Since mandatory carded play and cash limits were fully rolled out in October 2024, average daily revenue has dropped sharply compared with the period before those measures began. That decline is still evident in the latest quarter’s figures.
Sydney continues to drag. The property generated A$147m in revenue, falling 10% quarter-on-quarter and 9% year-on-year. Table games were again cited as a weak point, although exact figures were not included.
The venue still ran at a loss, though smaller than before, with EBITDA at negative A$4m. That represents an improvement compared to prior periods but is still indicative of ongoing pressure.
Earnings continue to fluctuate in a non-linear way. On the Gold Coast, revenue reached A$101m, which was lower than the previous quarter but higher than last year, which was disrupted by a cyclone.
EBITDA there stood at $8m, as electronic gaming and hospitality held up better than tables.
Brisbane is now a different story. The group no longer holds its equity stake after completing the first stage of its exit from the joint venture at the start of April.
For the quarter itself, Star booked A$15m in operator fee revenue and an EBITDA loss of A$4m. The new structure shifts the operator’s earnings profile, with a fixed A$18m annual fee plus performance-linked components.
Cost-cutting initiatives still underway
Costs continue to be cut back at Star, and the effect shows.
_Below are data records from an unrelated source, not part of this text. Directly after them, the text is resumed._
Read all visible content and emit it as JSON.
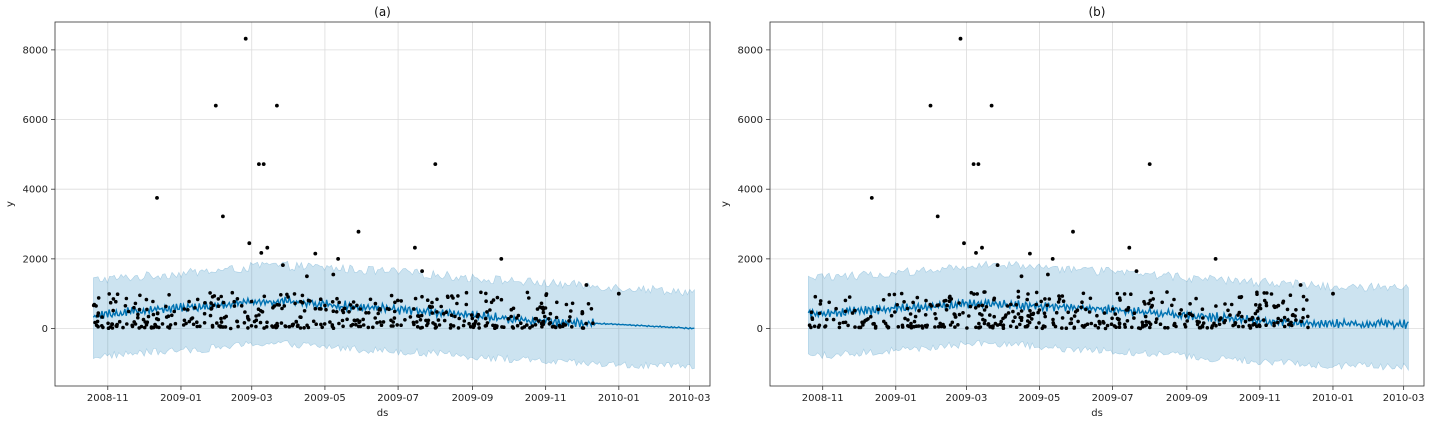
{
  "chart_data": [
    {
      "type": "scatter",
      "title": "(a)",
      "xlabel": "ds",
      "ylabel": "y",
      "x_ticks": [
        "2008-11",
        "2009-01",
        "2009-03",
        "2009-05",
        "2009-07",
        "2009-09",
        "2009-11",
        "2010-01",
        "2010-03"
      ],
      "y_ticks": [
        "0",
        "2000",
        "4000",
        "6000",
        "8000"
      ],
      "xlim": [
        "2008-09-18",
        "2010-03-18"
      ],
      "ylim": [
        -1650,
        8800
      ],
      "grid": true,
      "colors": {
        "points": "#000000",
        "forecast_line": "#0072B2",
        "uncertainty_band": "#0072B2"
      },
      "forecast_line": {
        "x": [
          "2008-10-20",
          "2008-12-01",
          "2009-01-15",
          "2009-02-15",
          "2009-03-10",
          "2009-04-01",
          "2009-05-01",
          "2009-06-01",
          "2009-07-01",
          "2009-08-01",
          "2009-09-01",
          "2009-10-01",
          "2009-11-01",
          "2009-12-01",
          "2010-01-01",
          "2010-02-01",
          "2010-03-05"
        ],
        "y": [
          350,
          520,
          620,
          720,
          780,
          760,
          680,
          620,
          560,
          470,
          380,
          280,
          200,
          160,
          120,
          60,
          0
        ]
      },
      "uncertainty_band": {
        "x": [
          "2008-10-20",
          "2008-12-01",
          "2009-01-15",
          "2009-02-15",
          "2009-03-10",
          "2009-04-01",
          "2009-05-01",
          "2009-06-01",
          "2009-07-01",
          "2009-08-01",
          "2009-09-01",
          "2009-10-01",
          "2009-11-01",
          "2009-12-01",
          "2010-01-01",
          "2010-02-01",
          "2010-03-05"
        ],
        "lower": [
          -800,
          -700,
          -600,
          -500,
          -420,
          -450,
          -520,
          -600,
          -650,
          -720,
          -800,
          -880,
          -950,
          -1000,
          -1050,
          -1080,
          -1100
        ],
        "upper": [
          1400,
          1500,
          1620,
          1700,
          1820,
          1800,
          1750,
          1680,
          1620,
          1550,
          1450,
          1380,
          1300,
          1250,
          1180,
          1120,
          1050
        ]
      },
      "points": {
        "x": [
          "2008-12-12",
          "2009-01-30",
          "2009-02-05",
          "2009-02-24",
          "2009-02-27",
          "2009-03-07",
          "2009-03-09",
          "2009-03-11",
          "2009-03-14",
          "2009-03-22",
          "2009-03-27",
          "2009-04-23",
          "2009-05-12",
          "2009-05-29",
          "2009-07-15",
          "2009-07-21",
          "2009-08-01",
          "2009-09-25",
          "2009-12-05",
          "2010-01-01",
          "2009-05-08",
          "2009-04-16"
        ],
        "y": [
          3750,
          6400,
          3220,
          8320,
          2450,
          4720,
          2170,
          4720,
          2320,
          6400,
          1820,
          2150,
          2000,
          2780,
          2320,
          1650,
          4720,
          2000,
          1250,
          1000,
          1550,
          1500
        ]
      },
      "dense_points": {
        "x_range": [
          "2008-10-20",
          "2009-12-12"
        ],
        "y_range": [
          0,
          1200
        ],
        "count": 420
      }
    },
    {
      "type": "scatter",
      "title": "(b)",
      "xlabel": "ds",
      "ylabel": "y",
      "x_ticks": [
        "2008-11",
        "2009-01",
        "2009-03",
        "2009-05",
        "2009-07",
        "2009-09",
        "2009-11",
        "2010-01",
        "2010-03"
      ],
      "y_ticks": [
        "0",
        "2000",
        "4000",
        "6000",
        "8000"
      ],
      "xlim": [
        "2008-09-18",
        "2010-03-18"
      ],
      "ylim": [
        -1650,
        8800
      ],
      "grid": true,
      "colors": {
        "points": "#000000",
        "forecast_line": "#0072B2",
        "uncertainty_band": "#0072B2"
      },
      "forecast_line": {
        "x": [
          "2008-10-20",
          "2008-12-01",
          "2009-01-15",
          "2009-02-15",
          "2009-03-10",
          "2009-04-01",
          "2009-05-01",
          "2009-06-01",
          "2009-07-01",
          "2009-08-01",
          "2009-09-01",
          "2009-10-01",
          "2009-11-01",
          "2009-12-01",
          "2009-12-15",
          "2010-01-01",
          "2010-03-05"
        ],
        "y": [
          400,
          520,
          600,
          680,
          720,
          700,
          650,
          600,
          540,
          460,
          380,
          300,
          220,
          170,
          150,
          140,
          120
        ]
      },
      "uncertainty_band": {
        "x": [
          "2008-10-20",
          "2008-12-01",
          "2009-01-15",
          "2009-02-15",
          "2009-03-10",
          "2009-04-01",
          "2009-05-01",
          "2009-06-01",
          "2009-07-01",
          "2009-08-01",
          "2009-09-01",
          "2009-10-01",
          "2009-11-01",
          "2009-12-01",
          "2010-01-01",
          "2010-02-01",
          "2010-03-05"
        ],
        "lower": [
          -800,
          -700,
          -600,
          -500,
          -420,
          -450,
          -520,
          -600,
          -650,
          -720,
          -800,
          -880,
          -950,
          -1000,
          -1050,
          -1080,
          -1100
        ],
        "upper": [
          1450,
          1520,
          1640,
          1720,
          1850,
          1820,
          1760,
          1700,
          1630,
          1560,
          1460,
          1400,
          1330,
          1280,
          1220,
          1180,
          1150
        ]
      },
      "points": {
        "x": [
          "2008-12-12",
          "2009-01-30",
          "2009-02-05",
          "2009-02-24",
          "2009-02-27",
          "2009-03-07",
          "2009-03-09",
          "2009-03-11",
          "2009-03-14",
          "2009-03-22",
          "2009-03-27",
          "2009-04-23",
          "2009-05-12",
          "2009-05-29",
          "2009-07-15",
          "2009-07-21",
          "2009-08-01",
          "2009-09-25",
          "2009-12-05",
          "2010-01-01",
          "2009-05-08",
          "2009-04-16"
        ],
        "y": [
          3750,
          6400,
          3220,
          8320,
          2450,
          4720,
          2170,
          4720,
          2320,
          6400,
          1820,
          2150,
          2000,
          2780,
          2320,
          1650,
          4720,
          2000,
          1250,
          1000,
          1550,
          1500
        ]
      },
      "dense_points": {
        "x_range": [
          "2008-10-20",
          "2009-12-12"
        ],
        "y_range": [
          0,
          1200
        ],
        "count": 420
      }
    }
  ]
}
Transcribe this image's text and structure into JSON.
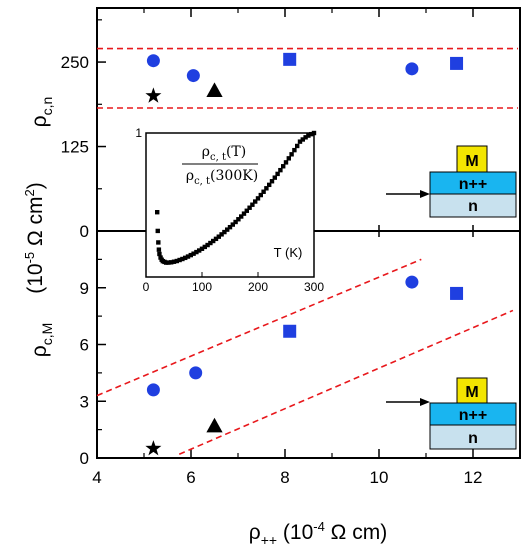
{
  "colors": {
    "marker_blue": "#1f3fe0",
    "dashed_red": "#e8181c",
    "inset_marker": "#000000",
    "layer_metal": "#f3e500",
    "layer_nplus": "#19b5f0",
    "layer_n": "#c8e1ee"
  },
  "labels": {
    "xlabel": "ρ++ (10⁻⁴ Ω  cm)",
    "ylabel_common": "(10⁻⁵ Ω cm²)",
    "top_ylabel": "ρc,n",
    "bottom_ylabel": "ρc,M",
    "inset_formula_num": "ρc, t(T)",
    "inset_formula_den": "ρc, t(300K)",
    "inset_xlabel": "T (K)",
    "layer_metal": "M",
    "layer_nplus": "n++",
    "layer_n": "n"
  },
  "chart_data": [
    {
      "type": "scatter",
      "name": "top-panel",
      "xlim": [
        4,
        13
      ],
      "ylim": [
        0,
        330
      ],
      "x_ticks": [
        4,
        6,
        8,
        10,
        12
      ],
      "y_ticks": [
        0,
        125,
        250
      ],
      "series": [
        {
          "marker": "circle",
          "color": "#1f3fe0",
          "points": [
            [
              5.2,
              252
            ],
            [
              6.05,
              230
            ],
            [
              10.7,
              240
            ]
          ]
        },
        {
          "marker": "square",
          "color": "#1f3fe0",
          "points": [
            [
              8.1,
              254
            ],
            [
              11.65,
              248
            ]
          ]
        },
        {
          "marker": "triangle",
          "color": "#000000",
          "points": [
            [
              6.5,
              208
            ]
          ]
        },
        {
          "marker": "star",
          "color": "#000000",
          "points": [
            [
              5.2,
              200
            ]
          ]
        }
      ],
      "reference_lines": [
        {
          "style": "dashed",
          "color": "#e8181c",
          "y": 270
        },
        {
          "style": "dashed",
          "color": "#e8181c",
          "y": 182
        }
      ]
    },
    {
      "type": "scatter",
      "name": "bottom-panel",
      "xlim": [
        4,
        13
      ],
      "ylim": [
        0,
        12
      ],
      "x_ticks": [
        4,
        6,
        8,
        10,
        12
      ],
      "y_ticks": [
        0,
        3,
        6,
        9
      ],
      "series": [
        {
          "marker": "circle",
          "color": "#1f3fe0",
          "points": [
            [
              5.2,
              3.6
            ],
            [
              6.1,
              4.5
            ],
            [
              10.7,
              9.3
            ]
          ]
        },
        {
          "marker": "square",
          "color": "#1f3fe0",
          "points": [
            [
              8.1,
              6.7
            ],
            [
              11.65,
              8.7
            ]
          ]
        },
        {
          "marker": "triangle",
          "color": "#000000",
          "points": [
            [
              6.5,
              1.7
            ]
          ]
        },
        {
          "marker": "star",
          "color": "#000000",
          "points": [
            [
              5.2,
              0.5
            ]
          ]
        }
      ],
      "reference_lines": [
        {
          "style": "dashed",
          "color": "#e8181c",
          "from": [
            4.0,
            3.3
          ],
          "to": [
            10.9,
            10.5
          ]
        },
        {
          "style": "dashed",
          "color": "#e8181c",
          "from": [
            5.75,
            0.2
          ],
          "to": [
            12.85,
            7.8
          ]
        }
      ]
    },
    {
      "type": "scatter",
      "name": "inset",
      "xlim": [
        0,
        300
      ],
      "ylim": [
        0,
        1
      ],
      "x_ticks": [
        0,
        100,
        200,
        300
      ],
      "y_ticks": [
        1
      ],
      "series": [
        {
          "marker": "square",
          "color": "#000000",
          "points": [
            [
              20,
              0.45
            ],
            [
              21,
              0.32
            ],
            [
              22,
              0.24
            ],
            [
              23,
              0.19
            ],
            [
              24,
              0.16
            ],
            [
              26,
              0.135
            ],
            [
              28,
              0.12
            ],
            [
              30,
              0.11
            ],
            [
              33,
              0.105
            ],
            [
              36,
              0.1
            ],
            [
              40,
              0.1
            ],
            [
              45,
              0.102
            ],
            [
              50,
              0.106
            ],
            [
              55,
              0.111
            ],
            [
              60,
              0.118
            ],
            [
              65,
              0.125
            ],
            [
              70,
              0.133
            ],
            [
              75,
              0.142
            ],
            [
              80,
              0.152
            ],
            [
              85,
              0.162
            ],
            [
              90,
              0.173
            ],
            [
              95,
              0.184
            ],
            [
              100,
              0.196
            ],
            [
              105,
              0.209
            ],
            [
              110,
              0.222
            ],
            [
              115,
              0.236
            ],
            [
              120,
              0.25
            ],
            [
              125,
              0.265
            ],
            [
              130,
              0.28
            ],
            [
              135,
              0.296
            ],
            [
              140,
              0.312
            ],
            [
              145,
              0.329
            ],
            [
              150,
              0.346
            ],
            [
              155,
              0.364
            ],
            [
              160,
              0.382
            ],
            [
              165,
              0.401
            ],
            [
              170,
              0.42
            ],
            [
              175,
              0.44
            ],
            [
              180,
              0.46
            ],
            [
              185,
              0.481
            ],
            [
              190,
              0.502
            ],
            [
              195,
              0.524
            ],
            [
              200,
              0.546
            ],
            [
              205,
              0.569
            ],
            [
              210,
              0.592
            ],
            [
              215,
              0.616
            ],
            [
              220,
              0.64
            ],
            [
              225,
              0.665
            ],
            [
              230,
              0.69
            ],
            [
              235,
              0.716
            ],
            [
              240,
              0.742
            ],
            [
              245,
              0.769
            ],
            [
              250,
              0.796
            ],
            [
              255,
              0.824
            ],
            [
              260,
              0.852
            ],
            [
              265,
              0.881
            ],
            [
              270,
              0.91
            ],
            [
              275,
              0.94
            ],
            [
              280,
              0.955
            ],
            [
              285,
              0.97
            ],
            [
              290,
              0.982
            ],
            [
              295,
              0.992
            ],
            [
              300,
              1.0
            ]
          ]
        }
      ]
    }
  ]
}
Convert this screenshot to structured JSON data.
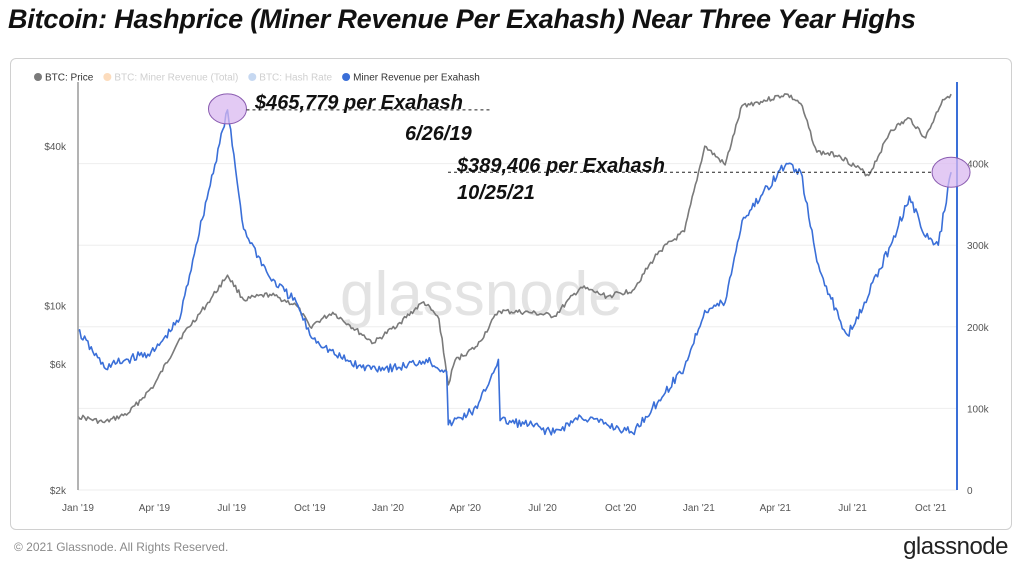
{
  "title": "Bitcoin: Hashprice (Miner Revenue Per Exahash) Near Three Year Highs",
  "footer": {
    "copyright": "© 2021 Glassnode. All Rights Reserved.",
    "brand": "glassnode"
  },
  "watermark": "glassnode",
  "chart_data": {
    "type": "line",
    "x_axis": {
      "ticks": [
        "Jan '19",
        "Apr '19",
        "Jul '19",
        "Oct '19",
        "Jan '20",
        "Apr '20",
        "Jul '20",
        "Oct '20",
        "Jan '21",
        "Apr '21",
        "Jul '21",
        "Oct '21"
      ],
      "range": [
        "2019-01-01",
        "2021-11-01"
      ]
    },
    "y_left": {
      "scale": "log",
      "ticks": [
        "$2k",
        "$6k",
        "$10k",
        "$40k"
      ],
      "tick_values": [
        2000,
        6000,
        10000,
        40000
      ],
      "range": [
        2000,
        70000
      ]
    },
    "y_right": {
      "scale": "linear",
      "ticks": [
        "0",
        "100k",
        "200k",
        "300k",
        "400k"
      ],
      "tick_values": [
        0,
        100000,
        200000,
        300000,
        400000
      ],
      "range": [
        0,
        500000
      ]
    },
    "grid": true,
    "legend_position": "top-left",
    "legend": [
      {
        "name": "BTC: Price",
        "color": "#7a7a7a",
        "visible": true
      },
      {
        "name": "BTC: Miner Revenue (Total)",
        "color": "#f59a42",
        "visible": false
      },
      {
        "name": "BTC: Hash Rate",
        "color": "#5b8fd8",
        "visible": false
      },
      {
        "name": "Miner Revenue per Exahash",
        "color": "#3a6fd8",
        "visible": true
      }
    ],
    "series": [
      {
        "name": "BTC: Price",
        "axis": "left",
        "color": "#7a7a7a",
        "x": [
          "2019-01-01",
          "2019-02-01",
          "2019-03-01",
          "2019-04-01",
          "2019-05-01",
          "2019-06-01",
          "2019-06-26",
          "2019-07-15",
          "2019-08-15",
          "2019-09-15",
          "2019-10-01",
          "2019-10-28",
          "2019-11-15",
          "2019-12-15",
          "2020-01-15",
          "2020-02-12",
          "2020-03-01",
          "2020-03-12",
          "2020-03-20",
          "2020-04-15",
          "2020-05-10",
          "2020-06-15",
          "2020-07-15",
          "2020-08-15",
          "2020-09-15",
          "2020-10-15",
          "2020-11-15",
          "2020-12-15",
          "2021-01-08",
          "2021-02-01",
          "2021-02-21",
          "2021-03-15",
          "2021-04-14",
          "2021-05-01",
          "2021-05-20",
          "2021-06-15",
          "2021-07-20",
          "2021-08-15",
          "2021-09-06",
          "2021-09-25",
          "2021-10-15",
          "2021-10-25"
        ],
        "y": [
          3800,
          3600,
          3900,
          5000,
          7500,
          10000,
          13000,
          10500,
          11000,
          10000,
          8300,
          9400,
          8500,
          7200,
          8600,
          10300,
          8900,
          5000,
          6200,
          7000,
          9500,
          9400,
          9100,
          11700,
          10800,
          11400,
          16000,
          19000,
          40000,
          34000,
          57000,
          59000,
          63000,
          58000,
          38000,
          37000,
          31000,
          46000,
          51000,
          43000,
          60000,
          63000
        ]
      },
      {
        "name": "Miner Revenue per Exahash",
        "axis": "right",
        "color": "#3a6fd8",
        "x": [
          "2019-01-01",
          "2019-02-01",
          "2019-03-01",
          "2019-04-01",
          "2019-05-01",
          "2019-05-20",
          "2019-06-26",
          "2019-07-15",
          "2019-08-15",
          "2019-09-15",
          "2019-10-01",
          "2019-11-01",
          "2019-12-01",
          "2020-01-15",
          "2020-02-15",
          "2020-03-10",
          "2020-03-12",
          "2020-04-15",
          "2020-05-10",
          "2020-05-12",
          "2020-06-15",
          "2020-07-15",
          "2020-08-15",
          "2020-09-15",
          "2020-10-15",
          "2020-11-15",
          "2020-12-15",
          "2021-01-08",
          "2021-02-01",
          "2021-02-21",
          "2021-03-15",
          "2021-04-14",
          "2021-05-01",
          "2021-05-20",
          "2021-06-15",
          "2021-06-25",
          "2021-07-15",
          "2021-08-15",
          "2021-09-06",
          "2021-09-25",
          "2021-10-10",
          "2021-10-25"
        ],
        "y": [
          195000,
          150000,
          160000,
          170000,
          210000,
          300000,
          465779,
          320000,
          260000,
          230000,
          190000,
          165000,
          150000,
          150000,
          160000,
          145000,
          80000,
          100000,
          160000,
          85000,
          80000,
          70000,
          90000,
          80000,
          70000,
          110000,
          150000,
          220000,
          230000,
          330000,
          360000,
          400000,
          390000,
          280000,
          210000,
          190000,
          230000,
          300000,
          360000,
          310000,
          300000,
          389406
        ]
      }
    ],
    "annotations": [
      {
        "label": "$465,779 per Exahash",
        "date_label": "6/26/19",
        "x": "2019-06-26",
        "y": 465779
      },
      {
        "label": "$389,406 per Exahash",
        "date_label": "10/25/21",
        "x": "2021-10-25",
        "y": 389406
      }
    ]
  }
}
Operating expenses dropped to A$206m, from A$230m in the prior quarter and A$228m a year earlier.
The company has been trimming corporate functions and looking again at supplier contracts. That process is still ongoing, and additional cuts are likely.
Available cash stood at A$90m at the end of March, down from A$130m three months earlier. The group is pushing ahead with a A$550m debt refinancing led by WhiteHawk Capital Partners.
It has regulatory approval in place and is working to close before mid-May, which it needs to do to stay within the terms of an existing lender waiver.
Regulatory settings remain largely unchanged. Star’s Sydney casino licence is still suspended, with a manager in place through at least September.
In Queensland, regulators have similarly maintained supervisory oversight across the group’s properties.
Working alongside its major shareholders, The Star’s board is reassessing how its operations are structured and resourced. Cost reduction measures have started to roll out in stages, including changes within the corporate office.
Additional savings efforts across its properties, along with a broader review of operations and indirect spending, remain in progress and are expected to lower ongoing costs further.